Emploi

Sommaire

Introduction

Les migrations de travailleurs frontaliers constituent l’élément géographique le plus tangible et le plus spectaculaire de la réalité transfrontalière. On considère qu’un travailleur est frontalier quand il réside dans un pays, travaille dans un autre et rejoint son domicile au moins une fois par semaine. Cependant, la nature du déplacement n’est pas univoque. Par exemple, les statistiques institutionnelles européennes ne prennent pas forcément en compte la proximité géographique. En 2015, Eurostat dénombrait 2 millions de travailleurs frontaliers dans l’UE, dont plus de 20% vivant en France1. Selon un rapport du Commissariat général à l’égalité des territoires de novembre 2017, la proportion des actifs européens travaillant à l’étranger est assez faible (0,9% de la population active), cependant cette proportion augmente très fortement dans les régions frontalières. C’est par exemple le cas de la Province de Luxembourg en Belgique où 27,3% des actifs déclarent travailler à l’étranger, ou encore dans l’ancienne région française de Lorraine où les travailleurs frontaliers représentent 12,2% des actifs.

Concernant les frontières françaises, selon ce même rapport, le nombre de travailleurs transfrontaliers français (traversant quotidiennement une frontière pour aller travailler) s’élève à 438 000 personnes. La Suisse demeure la première destination avec 170 300 navetteurs, suivie du Luxembourg (70 300) dont le nombre de travailleurs frontaliers résidant en France a quadruplé depuis 1990, de l’Allemagne (46 000), la Belgique (37 800) et Monaco (26 200). Les flux de travailleurs transfrontaliers vers l’Espagne et l’Italie sont en revanche beaucoup plus faibles, du fait d'emplois et rémunérations moins attrayants et un relief montagneux rendant l’accès plus difficile, et ne sont pas pris en compte dans l’étude. Ainsi selon l'étude Empleo réalisée par l’Eurorégion Nouvelle Aquitaine-Euskadi-Navarre (Programme Interreg POCTEFA, décembre 2017), le territoire de la région Nouvelle-Aquitaine compte 3 863 travailleurs transfrontaliers résidant en France et allant travailler en Espagne, dont 86% sont de nationalité espagnole. Concernant l’Italie, seulement 316 travailleurs frontaliers résidant dans les Alpes-Maritimes travaillent en Italie (chiffre de 2010 actualisé par la MOT). Il est à noter que la frontière franco-italienne est la seule frontière où il y a plus de flux de travailleurs en direction de la France que de flux au départ du versant français.

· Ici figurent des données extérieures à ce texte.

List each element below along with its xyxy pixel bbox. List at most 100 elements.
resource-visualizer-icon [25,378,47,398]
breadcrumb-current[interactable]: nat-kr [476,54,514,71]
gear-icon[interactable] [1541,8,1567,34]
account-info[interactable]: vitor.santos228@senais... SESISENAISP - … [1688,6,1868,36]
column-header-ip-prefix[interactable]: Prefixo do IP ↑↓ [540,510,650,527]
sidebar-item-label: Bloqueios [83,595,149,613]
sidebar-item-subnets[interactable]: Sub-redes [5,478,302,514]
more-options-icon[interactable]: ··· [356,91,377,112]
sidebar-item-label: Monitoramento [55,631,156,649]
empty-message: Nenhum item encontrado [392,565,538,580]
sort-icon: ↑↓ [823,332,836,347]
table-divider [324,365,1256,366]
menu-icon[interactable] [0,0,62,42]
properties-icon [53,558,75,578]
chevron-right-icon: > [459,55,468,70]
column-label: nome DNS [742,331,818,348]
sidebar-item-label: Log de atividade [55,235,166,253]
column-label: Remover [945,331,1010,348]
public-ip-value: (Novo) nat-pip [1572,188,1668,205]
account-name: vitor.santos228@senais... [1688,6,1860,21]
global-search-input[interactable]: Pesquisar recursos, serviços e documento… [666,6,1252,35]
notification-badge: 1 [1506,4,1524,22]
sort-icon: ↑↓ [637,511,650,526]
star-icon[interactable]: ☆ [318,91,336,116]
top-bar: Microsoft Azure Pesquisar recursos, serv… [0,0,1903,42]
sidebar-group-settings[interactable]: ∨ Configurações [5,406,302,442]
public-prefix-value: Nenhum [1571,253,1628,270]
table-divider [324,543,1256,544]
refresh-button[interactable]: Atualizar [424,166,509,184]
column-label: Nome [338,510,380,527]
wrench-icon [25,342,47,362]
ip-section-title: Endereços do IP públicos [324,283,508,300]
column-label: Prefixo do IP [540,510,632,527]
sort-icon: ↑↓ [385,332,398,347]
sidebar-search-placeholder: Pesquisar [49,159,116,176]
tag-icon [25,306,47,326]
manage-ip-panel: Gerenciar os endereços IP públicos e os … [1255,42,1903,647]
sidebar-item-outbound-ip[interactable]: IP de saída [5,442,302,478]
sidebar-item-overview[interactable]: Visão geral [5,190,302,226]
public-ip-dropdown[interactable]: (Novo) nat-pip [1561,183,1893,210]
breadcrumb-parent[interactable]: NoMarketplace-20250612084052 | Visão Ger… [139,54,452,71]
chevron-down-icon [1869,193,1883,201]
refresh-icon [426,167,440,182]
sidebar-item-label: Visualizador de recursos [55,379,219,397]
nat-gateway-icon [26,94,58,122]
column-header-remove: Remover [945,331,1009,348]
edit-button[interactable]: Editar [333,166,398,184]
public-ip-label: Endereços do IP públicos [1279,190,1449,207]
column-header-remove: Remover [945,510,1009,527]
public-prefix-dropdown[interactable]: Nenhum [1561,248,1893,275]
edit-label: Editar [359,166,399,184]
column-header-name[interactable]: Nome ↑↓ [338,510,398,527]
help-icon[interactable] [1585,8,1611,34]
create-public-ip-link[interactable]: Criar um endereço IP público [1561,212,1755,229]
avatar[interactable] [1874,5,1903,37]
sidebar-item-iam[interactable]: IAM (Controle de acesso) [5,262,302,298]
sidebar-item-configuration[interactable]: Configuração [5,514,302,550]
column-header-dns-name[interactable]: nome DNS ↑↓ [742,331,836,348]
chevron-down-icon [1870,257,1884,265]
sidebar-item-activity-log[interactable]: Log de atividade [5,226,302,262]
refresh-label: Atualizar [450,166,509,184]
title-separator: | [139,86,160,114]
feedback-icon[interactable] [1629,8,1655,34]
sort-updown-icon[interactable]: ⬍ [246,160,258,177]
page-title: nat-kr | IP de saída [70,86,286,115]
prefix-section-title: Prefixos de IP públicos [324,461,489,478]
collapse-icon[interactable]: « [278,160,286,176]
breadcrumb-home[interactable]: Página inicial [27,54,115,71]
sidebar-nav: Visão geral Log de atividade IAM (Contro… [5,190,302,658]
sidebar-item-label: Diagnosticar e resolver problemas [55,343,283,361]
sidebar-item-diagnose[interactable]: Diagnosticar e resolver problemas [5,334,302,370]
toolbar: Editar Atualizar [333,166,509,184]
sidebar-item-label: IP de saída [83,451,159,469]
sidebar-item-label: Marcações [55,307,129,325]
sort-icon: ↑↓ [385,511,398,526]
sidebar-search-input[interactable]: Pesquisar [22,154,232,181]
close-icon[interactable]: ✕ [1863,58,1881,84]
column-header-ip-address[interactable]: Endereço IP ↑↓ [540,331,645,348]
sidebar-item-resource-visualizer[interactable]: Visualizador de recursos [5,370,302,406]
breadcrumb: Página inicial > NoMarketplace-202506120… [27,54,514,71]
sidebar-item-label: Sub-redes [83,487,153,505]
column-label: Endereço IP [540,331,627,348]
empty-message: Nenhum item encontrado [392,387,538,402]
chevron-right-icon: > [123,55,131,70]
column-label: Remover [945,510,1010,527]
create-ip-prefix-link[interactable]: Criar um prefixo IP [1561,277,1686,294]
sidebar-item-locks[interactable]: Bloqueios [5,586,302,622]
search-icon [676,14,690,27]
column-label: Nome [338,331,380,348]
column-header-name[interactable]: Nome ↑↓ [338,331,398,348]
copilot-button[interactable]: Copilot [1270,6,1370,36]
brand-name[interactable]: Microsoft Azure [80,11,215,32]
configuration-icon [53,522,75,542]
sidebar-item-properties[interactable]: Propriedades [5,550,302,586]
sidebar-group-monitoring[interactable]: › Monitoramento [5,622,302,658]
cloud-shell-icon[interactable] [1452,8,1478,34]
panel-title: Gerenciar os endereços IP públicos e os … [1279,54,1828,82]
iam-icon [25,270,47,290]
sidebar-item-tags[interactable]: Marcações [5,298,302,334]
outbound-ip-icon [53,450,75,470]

Dans le cas de la frontière maritime avec le Royaume-Uni, les flux sont aussi relativement faibles, avec moins de 300 travailleurs vivant dans l’ancienne région Nord-Pas-de-Calais allant travailler au Royaume-Uni.

Les flux des pays voisins vers la France sont quant à eux nettement inférieurs, l’Insee estime que le flux entrant correspond à 30 000 personnes en 2011.
Il est intéressant de noter la nette évolution du nombre de travailleurs frontaliers depuis les 30 dernières années et plus particulièrement entre la fin des années 1990 et aujourd’hui. Le chiffre des travailleurs frontaliers entrants sur le territoire français est resté remarquablement stable entre 1999 et 2011 (après avoir longtemps décliné notamment en provenance de Belgique et d’Espagne) alors que celui des sortants est passé au cours de cette période de 248 400 à 353 000 entre 1999 et 2011, soit une augmentation de 42% en 12 ans, et à 438 000 aujourd’hui selon Eurostat. Ce déséquilibre croissant peut résulter de plusieurs facteurs : faible attractivité des zones frontalières françaises par rapport aux pays voisins, mais également la présence de pôles d’emploi importants proches de la frontière, la majorité des navetteurs est, en effet, concentrée dans un nombre limité de zones d'emploi (Bâle, Genève, Luxembourg, Monaco…).